Once you've got the board clean, keep it dry. A few hours of
complete dryness will kill the remainder of the bacteria. Make sure you prop
up a corner of the cutting board if you're leaving it on the countertop so
moisture won't be sandwiched under the board.
Wood cutting boards deal with bacteria
in the opposite way that plastic boards do. Wood boards actually absorb the
bacteria into the wood. After the surface of the wood has been cleaned and
dried, the bacteria near the surface dies. It turns out the wood near the
surface forms a hostile environment for bacteria to live in. There are lots
of bacteria living in the cutting board, but about 1/8 in. below the surface.
This is deep enough that a heavy handed chop into the wood is unlikely to
release bacteria (unless the wood splits). If your cutting board fits in
your microwave oven, heating up the board in the microwave for 30 sec. or
so will completely cleanse the board of bacteria, inside and out. As with
plastic boards, prop a corner up to keep moisture from collecting.
Price
In general, plastic cutting boards are less expensive than wood cutting
boards. For $10, you can purchase a set of cutting boards for cutting
poultry, fish, and meats, or you can divide them up by size.
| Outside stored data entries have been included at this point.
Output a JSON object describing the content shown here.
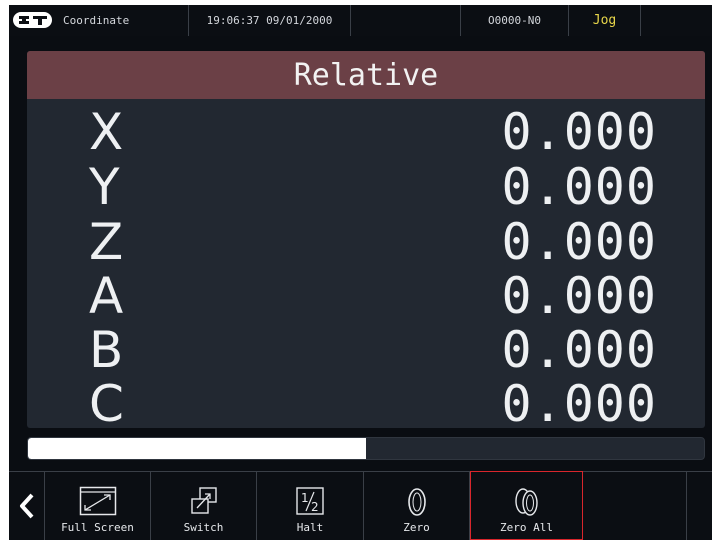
{
  "header": {
    "title": "Coordinate",
    "datetime": "19:06:37 09/01/2000",
    "program": "O0000-N0",
    "mode": "Jog"
  },
  "panel": {
    "title": "Relative",
    "axes": [
      {
        "label": "X",
        "value": "0.000"
      },
      {
        "label": "Y",
        "value": "0.000"
      },
      {
        "label": "Z",
        "value": "0.000"
      },
      {
        "label": "A",
        "value": "0.000"
      },
      {
        "label": "B",
        "value": "0.000"
      },
      {
        "label": "C",
        "value": "0.000"
      }
    ]
  },
  "progress": {
    "fraction": 0.5
  },
  "toolbar": {
    "buttons": [
      {
        "label": "Full Screen",
        "icon": "full-screen-icon"
      },
      {
        "label": "Switch",
        "icon": "switch-icon"
      },
      {
        "label": "Halt",
        "icon": "half-icon"
      },
      {
        "label": "Zero",
        "icon": "zero-icon"
      },
      {
        "label": "Zero All",
        "icon": "zero-all-icon",
        "selected": true
      }
    ]
  },
  "colors": {
    "title_bar": "#6b4046",
    "panel_bg": "#222831",
    "mode_text": "#e8d64a",
    "selection_border": "#d9262c"
  }
}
For the same
$10, a set of three wood boards will be servicable, but noticably
lower quality. A good wood board can run upwards of $100, although a
$10-20 board should make a great cutting surface. If you have expensive
knives and don't mind oiling every couple weeks, then get a modest wood
carving board. If you're on a budget, like the convenience of multiple
cutting boards, and can stand dealing with vigorous
scrubbing and the occassional bleaching, then plastic is the way to go.